The Court had regard to:-
(i) the marked difference between the terms of the surcharge interest clause and the very specific provisions applying to the payment of standard interest due and the entitlement of the bank to debit such interest on a quarterly basis;
(ii) the absence of any express provision as to when surcharge interest became payable by the borrower; and
(iii) the absence of any provision entitling the bank to debit the account of the borrower with surcharge interest.
In the circumstances the Court held that the clause providing for surcharge interest was unenforceable.
Developments in the UK
The Court of Appeal declined to follow the recent UK Supreme Court decision in Cavendish Square Holdings v Talal El Makdessi3 where the Court focused on whether there was a penal intent rather than on whether the rate was a genuine pre-estimate of loss. The test now in the UK is whether a default interest clause places an obligation on the contract-breaker which is disproportionate to the loss caused to the innocent party. The commercial justification for this broader approach is the difficulty in calculating interest rates in complex financial dealings.
While the Court of Appeal has declined to adopt the broad approach in Cavendish, the door is open for the Irish Supreme Court to expand the doctrine of penalty interest at a future date.
Key takeaways
The cases represent a reminder that if a default interest provision is contained in standard terms and conditions, it will is more likely to be considered to be a penalty where:
- it has not been specifically negotiated between the parties;
- it is very different from the facility's general interest calculation provisions and/or amount; and
- it does not attempt to have regard to the damage or injury caused by the default.
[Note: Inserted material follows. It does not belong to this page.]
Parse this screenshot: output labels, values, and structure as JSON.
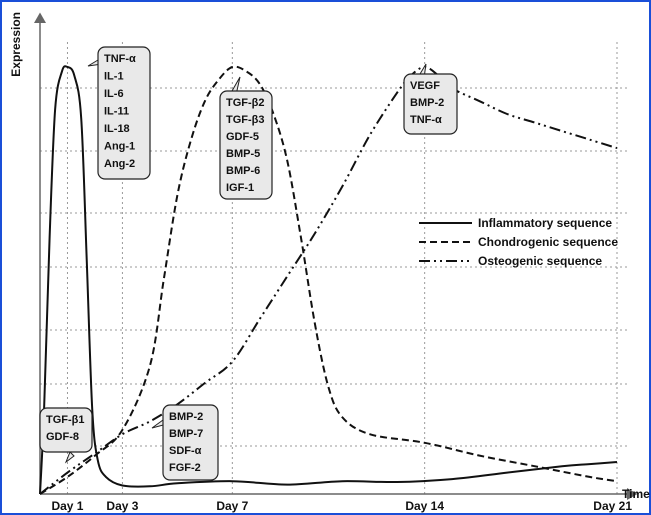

Where a lender wishes to proceed by way of a facility letter plus standard terms and conditions, and where the standard conditions include a default interest clause, it may (depending on the terms of the standard conditions) be advisable to exclude the default interest provision in the standard terms. The facility letter can then provide for a bespoke default interest clause which is specifically negotiated between the parties and which reflects the mechanics and terms for calculating and paying the facility's general interest amounts and which has regard to the damage or injury caused by the default.
Commercial lenders should also be aware of the differing approaches of the Irish and UK courts in dealing with default interest provisions and tailor their facility letters accordingly.
[1] [2018] IECA 73
[2] [2018] IECA 286
[3] [2015] UKSC 67, [2016] AC 1172 hereinafter Cavendish.